ヒエロニュムスは『諸原理について』の文学ジャンルを考慮していない。使徒たちは信者たちに、彼らが必要と判断したことを教えたが、必ずしもいつもその主張の理由を説明しなかった。そういうわけで、オリゲネスは聖書と理性を用いつつ、神学的思索の領域を広げた。『書簡49』において、ヒエロニュムスは弁論をgymnastikosとdogmatikosに区別している。そして『書簡124』では、オリゲネスがgymnastikosで書いたことすべてをdogmatikosだと解釈している。ヒエロニュムスはオリゲネス主義者たちの異端的な教説について知らなかったように、オリゲネスが用いた語彙についても知らなかった。彼は歴史感覚に不足していり、神学にも無理解だったので、神学的な前進を追求する気もなかった。

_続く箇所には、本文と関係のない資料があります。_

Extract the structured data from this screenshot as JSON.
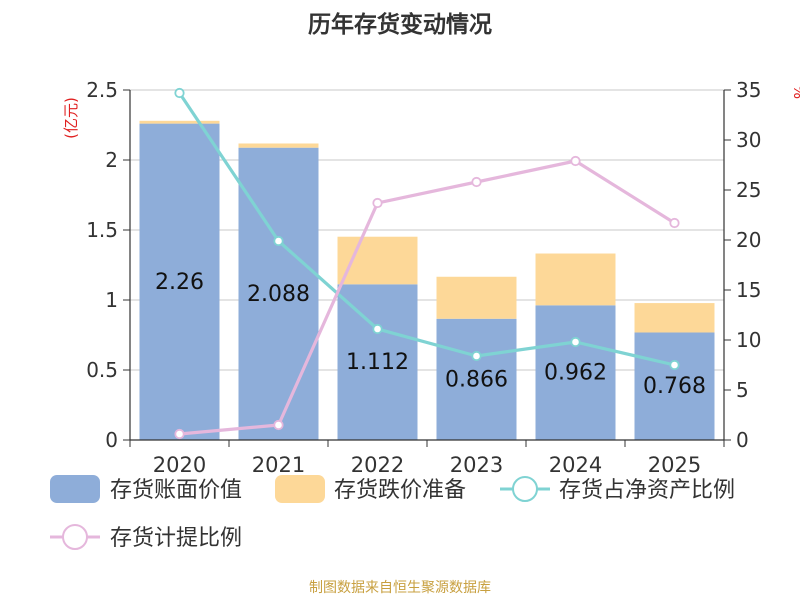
{
  "title": "历年存货变动情况",
  "source": "制图数据来自恒生聚源数据库",
  "colors": {
    "book_value": "#8eadd9",
    "provision": "#fdd898",
    "ratio_net_assets": "#7fd3d3",
    "provision_ratio": "#e5b7dc",
    "axis_unit": "#e02020",
    "source_text": "#c8a040",
    "title_text": "#333333",
    "grid": "#c8c8c8"
  },
  "chart_data": {
    "type": "bar",
    "stacked": true,
    "categories": [
      "2020",
      "2021",
      "2022",
      "2023",
      "2024",
      "2025"
    ],
    "left_axis": {
      "unit_label": "(亿元)",
      "ylim": [
        0,
        2.5
      ],
      "ticks": [
        "0",
        "0.5",
        "1",
        "1.5",
        "2",
        "2.5"
      ]
    },
    "right_axis": {
      "unit_label": "%",
      "ylim": [
        0,
        35
      ],
      "ticks": [
        "0",
        "5",
        "10",
        "15",
        "20",
        "25",
        "30",
        "35"
      ]
    },
    "series": [
      {
        "name": "存货账面价值",
        "kind": "bar",
        "axis": "left",
        "values": [
          2.26,
          2.088,
          1.112,
          0.866,
          0.962,
          0.768
        ],
        "labels": [
          "2.26",
          "2.088",
          "1.112",
          "0.866",
          "0.962",
          "0.768"
        ]
      },
      {
        "name": "存货跌价准备",
        "kind": "bar",
        "axis": "left",
        "values": [
          0.02,
          0.03,
          0.34,
          0.3,
          0.37,
          0.21
        ]
      },
      {
        "name": "存货占净资产比例",
        "kind": "line",
        "axis": "right",
        "values": [
          34.7,
          19.9,
          11.1,
          8.4,
          9.8,
          7.5
        ]
      },
      {
        "name": "存货计提比例",
        "kind": "line",
        "axis": "right",
        "values": [
          0.6,
          1.5,
          23.7,
          25.8,
          27.9,
          21.7
        ]
      }
    ],
    "grid": true,
    "legend_position": "bottom"
  }
}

ヒエロニュムスはオリゲネスの主張を硬化させ、ニュアンスを取り除いてしまっている。オリゲネスのギリシア語著作には、ある程度の制限、疑い、相対化といったものが見られる(そしてそれらはルフィヌス訳にも見られる)のに対し、ヒエロニュムスはそれらを欺瞞的であると見なした。オリゲネスは別の架空の意見を述べるときもあれば、自分ではまったく賛同していないことに言及するときもある。ヒエロニュムスはそうした特徴を尊重しようとはしなかった。オリゲネスは父と子の平等と、後者の前者への従属を同時に説いている。しかしヒエロニュムスは、「オリゲネスによれば、子は善そのものではないが、善性の反射である」と、従属説のみを紹介する。また人間の悪魔への同化に関するオリゲネスの見解について、ルフィヌスがそこに倫理的同化を見るのに対し、ヒエロニュムスはそれを文字通り受け取り、物理的な同化を期待している。